First impressions are that it is a quite honest assessment. They confess that they really don’t know the extent of nanotechnology’s use in food, or at least that is the impression one draws from news reports. They blame these “gaps in knowledge” on a food industry that is too secretive about its use, or presumably its lack of use, of nanotechnology in its products.
The Committee’s honesty was further reflected by its refusal to hype the use of nanotechnology in food by using obviously inflated market numbers. To emphasize how brave a move this is, just yesterday I received an e-mail from a UK-based nanotechnology publication that made a point of highlighting those exact hyped numbers once again.
Frankly the whole process has proven itself to be an open and honest investigation into the subject with top-notch experts giving testimony and video’s made of at least some of the proceedings.
But at the end we are left with the same head scratching we started with and no clear path on how to remedy the “knowledge gap” except for the oft-cited need to list ingredients. But labeling here will not be much more effective than it might be for cosmetics, which the EU has also prescribed. Will adding the term “nanoscale” before or after to the 14-syllable chemical that makes your cupcake make you an informed consumer?
As I have argued before, food companies are acutely aware of the psychology of the consumer. They understand that your average food shopper doesn’t “want to hear both sides of the argument and then come to an informed opinion”. They know that if someone starts yelling “Fire” in a crowded theater, people are not going to look for the source of the fire and put it out, but instead trample anyone in their way as they surge toward the exit.

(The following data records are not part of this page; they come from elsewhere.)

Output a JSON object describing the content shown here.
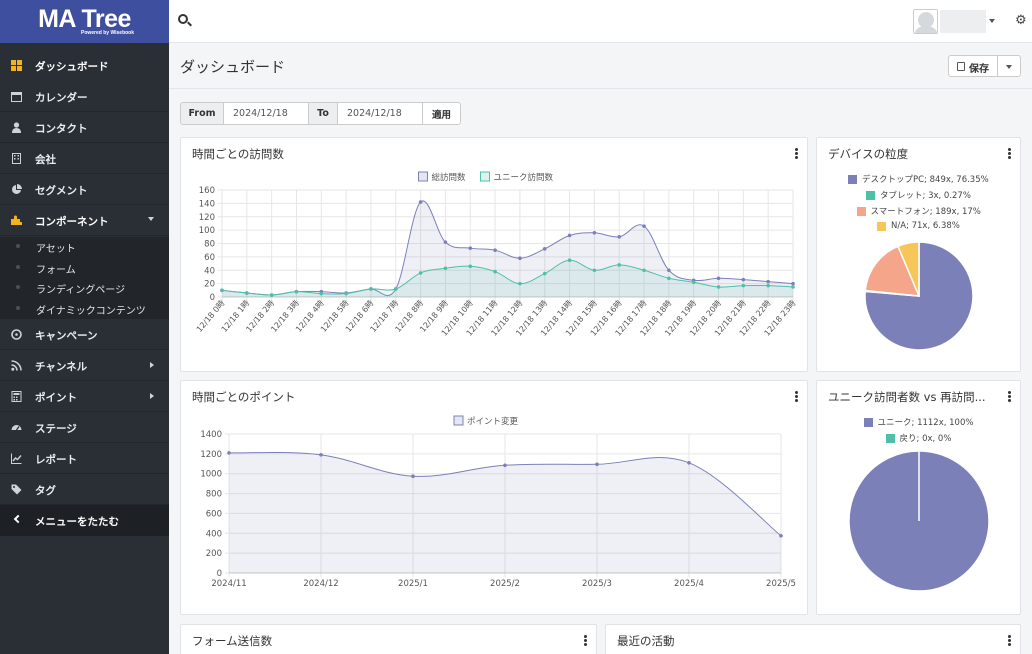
{
  "app": {
    "logo": "MA Tree",
    "logo_sub": "Powered by Wisebook"
  },
  "sidebar": {
    "items": [
      {
        "label": "ダッシュボード",
        "icon": "dashboard-icon"
      },
      {
        "label": "カレンダー",
        "icon": "calendar-icon"
      },
      {
        "label": "コンタクト",
        "icon": "user-icon"
      },
      {
        "label": "会社",
        "icon": "building-icon"
      },
      {
        "label": "セグメント",
        "icon": "pie-chart-icon"
      },
      {
        "label": "コンポーネント",
        "icon": "puzzle-icon"
      },
      {
        "label": "キャンペーン",
        "icon": "clock-icon"
      },
      {
        "label": "チャンネル",
        "icon": "rss-icon"
      },
      {
        "label": "ポイント",
        "icon": "calculator-icon"
      },
      {
        "label": "ステージ",
        "icon": "tachometer-icon"
      },
      {
        "label": "レポート",
        "icon": "line-chart-icon"
      },
      {
        "label": "タグ",
        "icon": "tag-icon"
      }
    ],
    "sub_items": [
      "アセット",
      "フォーム",
      "ランディングページ",
      "ダイナミックコンテンツ"
    ],
    "collapse_label": "メニューをたたむ"
  },
  "colors": {
    "sidebar_bg": "#2a2f36",
    "logo_bg": "#3f4f9f",
    "purple": "#7c80b8",
    "teal": "#4fbfa8",
    "salmon": "#f4a58a",
    "yellow": "#f7c659",
    "accent_orange": "#f4b31e"
  },
  "page": {
    "title": "ダッシュボード",
    "save_label": "保存"
  },
  "filter": {
    "from_label": "From",
    "from_value": "2024/12/18",
    "to_label": "To",
    "to_value": "2024/12/18",
    "apply_label": "適用"
  },
  "panels": {
    "visits_title": "時間ごとの訪問数",
    "device_title": "デバイスの粒度",
    "points_title": "時間ごとのポイント",
    "unique_title": "ユニーク訪問者数 vs 再訪問...",
    "forms_title": "フォーム送信数",
    "activity_title": "最近の活動"
  },
  "chart_data": [
    {
      "type": "area",
      "id": "visits",
      "x": [
        "12/18 0時",
        "12/18 1時",
        "12/18 2時",
        "12/18 3時",
        "12/18 4時",
        "12/18 5時",
        "12/18 6時",
        "12/18 7時",
        "12/18 8時",
        "12/18 9時",
        "12/18 10時",
        "12/18 11時",
        "12/18 12時",
        "12/18 13時",
        "12/18 14時",
        "12/18 15時",
        "12/18 16時",
        "12/18 17時",
        "12/18 18時",
        "12/18 19時",
        "12/18 20時",
        "12/18 21時",
        "12/18 22時",
        "12/18 23時"
      ],
      "series": [
        {
          "name": "総訪問数",
          "color": "#7c80b8",
          "values": [
            10,
            6,
            3,
            8,
            8,
            6,
            12,
            12,
            142,
            82,
            73,
            70,
            58,
            72,
            92,
            96,
            90,
            106,
            40,
            25,
            28,
            26,
            23,
            20
          ]
        },
        {
          "name": "ユニーク訪問数",
          "color": "#4fbfa8",
          "values": [
            10,
            6,
            3,
            8,
            5,
            5,
            12,
            12,
            36,
            43,
            46,
            38,
            20,
            35,
            55,
            40,
            48,
            40,
            28,
            22,
            15,
            17,
            17,
            15
          ]
        }
      ],
      "ylim": [
        0,
        160
      ],
      "yticks": [
        0,
        20,
        40,
        60,
        80,
        100,
        120,
        140,
        160
      ],
      "grid": true,
      "legend": "top"
    },
    {
      "type": "pie",
      "id": "devices",
      "labels": [
        "デスクトップPC; 849x, 76.35%",
        "タブレット; 3x, 0.27%",
        "スマートフォン; 189x, 17%",
        "N/A; 71x, 6.38%"
      ],
      "values": [
        76.35,
        0.27,
        17,
        6.38
      ],
      "colors": [
        "#7c80b8",
        "#4fbfa8",
        "#f4a58a",
        "#f7c659"
      ],
      "legend": "top"
    },
    {
      "type": "area",
      "id": "points",
      "x": [
        "2024/11",
        "2024/12",
        "2025/1",
        "2025/2",
        "2025/3",
        "2025/4",
        "2025/5"
      ],
      "series": [
        {
          "name": "ポイント変更",
          "color": "#7c80b8",
          "values": [
            1210,
            1190,
            975,
            1085,
            1095,
            1110,
            375
          ]
        }
      ],
      "ylim": [
        0,
        1400
      ],
      "yticks": [
        0,
        200,
        400,
        600,
        800,
        1000,
        1200,
        1400
      ],
      "grid": true,
      "legend": "top"
    },
    {
      "type": "pie",
      "id": "unique",
      "labels": [
        "ユニーク; 1112x, 100%",
        "戻り; 0x, 0%"
      ],
      "values": [
        100,
        0
      ],
      "colors": [
        "#7c80b8",
        "#4fbfa8"
      ],
      "legend": "top"
    }
  ]
}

Food companies are highly regulated. They need to have all their food additives tested and approved before they go out to the public. But if you have groups out there that are more intent on bringing down “big business” and by extension “technology” than safety and don’t really care if it comes in the form of attacking GM crops or nanoscale additives then you might find an industry that not only wants to keep its use of these technologies secretive, but even worse keep them off the shelves.